Das Oratorium beginnt am Tag der Hinrichtung in Rouen am 30. Mai 1431 mit einem raunendem Chor zum Erschauern und Eintauchen in dieses grausame Geschehen und beeindruckend mystisch schwebend, meisterte der Kinderchor seinen Part. Spannungsvoll eindringlich von einer Kinderstimme vorgetragen, ertönte der Satz ..."Es war ein Mädchen namens Jeanne!"
Den insgesamt stark geforderten, dabei bestens disponierten Chören, gelang unter der Einstudierung von Chordirekter Achim Falkenhausen, die spannungsvolle textverständliche Eindringlichkeit der Chorpartien dieses dramatischen Oratoriums.
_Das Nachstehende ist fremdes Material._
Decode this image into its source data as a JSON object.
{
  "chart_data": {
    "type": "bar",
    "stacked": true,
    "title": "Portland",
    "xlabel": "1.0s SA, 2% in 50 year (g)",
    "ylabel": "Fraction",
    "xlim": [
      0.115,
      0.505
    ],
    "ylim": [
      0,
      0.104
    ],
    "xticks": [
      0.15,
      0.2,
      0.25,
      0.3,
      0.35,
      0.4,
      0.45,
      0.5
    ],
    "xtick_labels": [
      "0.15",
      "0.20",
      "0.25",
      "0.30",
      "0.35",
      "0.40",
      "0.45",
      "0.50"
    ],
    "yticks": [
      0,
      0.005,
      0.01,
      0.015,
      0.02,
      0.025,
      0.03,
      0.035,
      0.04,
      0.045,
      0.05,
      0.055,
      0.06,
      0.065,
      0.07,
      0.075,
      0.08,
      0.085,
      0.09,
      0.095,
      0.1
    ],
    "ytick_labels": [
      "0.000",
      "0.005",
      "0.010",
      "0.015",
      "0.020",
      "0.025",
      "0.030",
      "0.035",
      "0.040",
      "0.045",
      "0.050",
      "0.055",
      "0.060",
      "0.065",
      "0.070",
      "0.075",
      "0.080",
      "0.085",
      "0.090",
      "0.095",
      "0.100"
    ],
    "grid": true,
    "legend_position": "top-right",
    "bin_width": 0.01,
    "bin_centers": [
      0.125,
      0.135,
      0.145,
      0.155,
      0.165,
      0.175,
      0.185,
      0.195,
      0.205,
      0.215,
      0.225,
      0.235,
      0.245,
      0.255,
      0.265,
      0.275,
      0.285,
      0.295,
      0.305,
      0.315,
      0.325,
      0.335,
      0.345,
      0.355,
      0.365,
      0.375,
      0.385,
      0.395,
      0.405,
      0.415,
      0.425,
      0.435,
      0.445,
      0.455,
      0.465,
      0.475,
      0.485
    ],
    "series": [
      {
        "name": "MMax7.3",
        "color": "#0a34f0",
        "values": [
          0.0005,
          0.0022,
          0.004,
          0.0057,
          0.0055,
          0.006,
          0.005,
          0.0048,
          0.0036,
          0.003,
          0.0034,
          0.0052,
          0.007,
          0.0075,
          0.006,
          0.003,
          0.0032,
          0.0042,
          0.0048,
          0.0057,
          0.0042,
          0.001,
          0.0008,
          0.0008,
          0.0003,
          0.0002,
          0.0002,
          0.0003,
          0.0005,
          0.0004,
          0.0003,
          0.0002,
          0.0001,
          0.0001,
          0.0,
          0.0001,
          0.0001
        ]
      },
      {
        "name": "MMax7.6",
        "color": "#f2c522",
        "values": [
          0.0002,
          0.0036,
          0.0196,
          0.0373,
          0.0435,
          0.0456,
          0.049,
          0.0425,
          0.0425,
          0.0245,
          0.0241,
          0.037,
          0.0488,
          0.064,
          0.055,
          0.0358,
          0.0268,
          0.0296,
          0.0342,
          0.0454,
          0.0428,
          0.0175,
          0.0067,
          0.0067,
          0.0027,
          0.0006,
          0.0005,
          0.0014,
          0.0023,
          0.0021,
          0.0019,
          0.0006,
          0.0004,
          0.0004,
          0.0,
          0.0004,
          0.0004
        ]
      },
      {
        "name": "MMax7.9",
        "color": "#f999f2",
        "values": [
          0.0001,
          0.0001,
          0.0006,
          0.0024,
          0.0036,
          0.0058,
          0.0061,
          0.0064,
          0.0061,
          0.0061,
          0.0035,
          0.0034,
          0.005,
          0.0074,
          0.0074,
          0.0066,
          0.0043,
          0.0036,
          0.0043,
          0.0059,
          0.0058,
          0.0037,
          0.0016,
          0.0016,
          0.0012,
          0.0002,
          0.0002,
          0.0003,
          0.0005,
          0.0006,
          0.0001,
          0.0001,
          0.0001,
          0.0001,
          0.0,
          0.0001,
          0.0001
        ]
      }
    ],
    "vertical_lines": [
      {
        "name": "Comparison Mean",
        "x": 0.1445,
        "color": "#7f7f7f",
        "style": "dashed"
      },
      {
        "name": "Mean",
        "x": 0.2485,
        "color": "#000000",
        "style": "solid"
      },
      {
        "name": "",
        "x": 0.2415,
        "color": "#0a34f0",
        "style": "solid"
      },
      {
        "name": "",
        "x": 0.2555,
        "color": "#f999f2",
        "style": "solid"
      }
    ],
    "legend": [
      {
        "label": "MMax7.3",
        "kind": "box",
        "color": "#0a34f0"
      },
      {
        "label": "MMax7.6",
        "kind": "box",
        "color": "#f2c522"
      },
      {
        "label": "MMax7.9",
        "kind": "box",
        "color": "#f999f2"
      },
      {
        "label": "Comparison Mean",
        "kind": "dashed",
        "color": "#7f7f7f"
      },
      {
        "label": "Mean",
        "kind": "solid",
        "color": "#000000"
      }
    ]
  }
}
Die Umsetzung dieser Synthese aus Musik und Sprache, gelang vor allem den Ensemblemitgliedern des Musiktheaters, der TfN-Philharmonie und allen Chören des Theaters für Niedersachsen, einschließlich dem Symphonischen Chor Hildesheim, in fesselnder Weise.
In den Sprech-Hauptrollen der Jeanne d'Arc und Frére Dominique überzeugten die Schauspieler Simone Mende und Marek Egert leider nicht, trotz der hervorragend tragenden Untermalung des TfN Orchesters. Die "lässige" Darstellung der beiden Solisten, wurde der Dramatik des Oratoriums leider nicht gerecht. Die Gesangspartien bestritten grandios in ätherischer Intensität Meike Hartmann (La Vierge, die heilige Jungfrau), Antonia Radneva (Marguerite), Neele Kramer (Catherine), Konstantinos Klironomos (Porcus, Herold 1, Schreiber und weitere), Uwe Tobias Hieronimi (Zeremonienmeister, Herold 2 und weitere) und Levente György (Herold 3, Esel und weitere).
Achim Falkenhausen, als stellvertretender Generalmusikdirekter, übernahm an diesen beiden Konzertabenden die souverän ausgeführte Leitung.
Nach angemessenen Minuten des Innehaltens, dankte das Publikum applaudierend den zahlreichen Mitwirkenden für dieses Konzerterlebnis.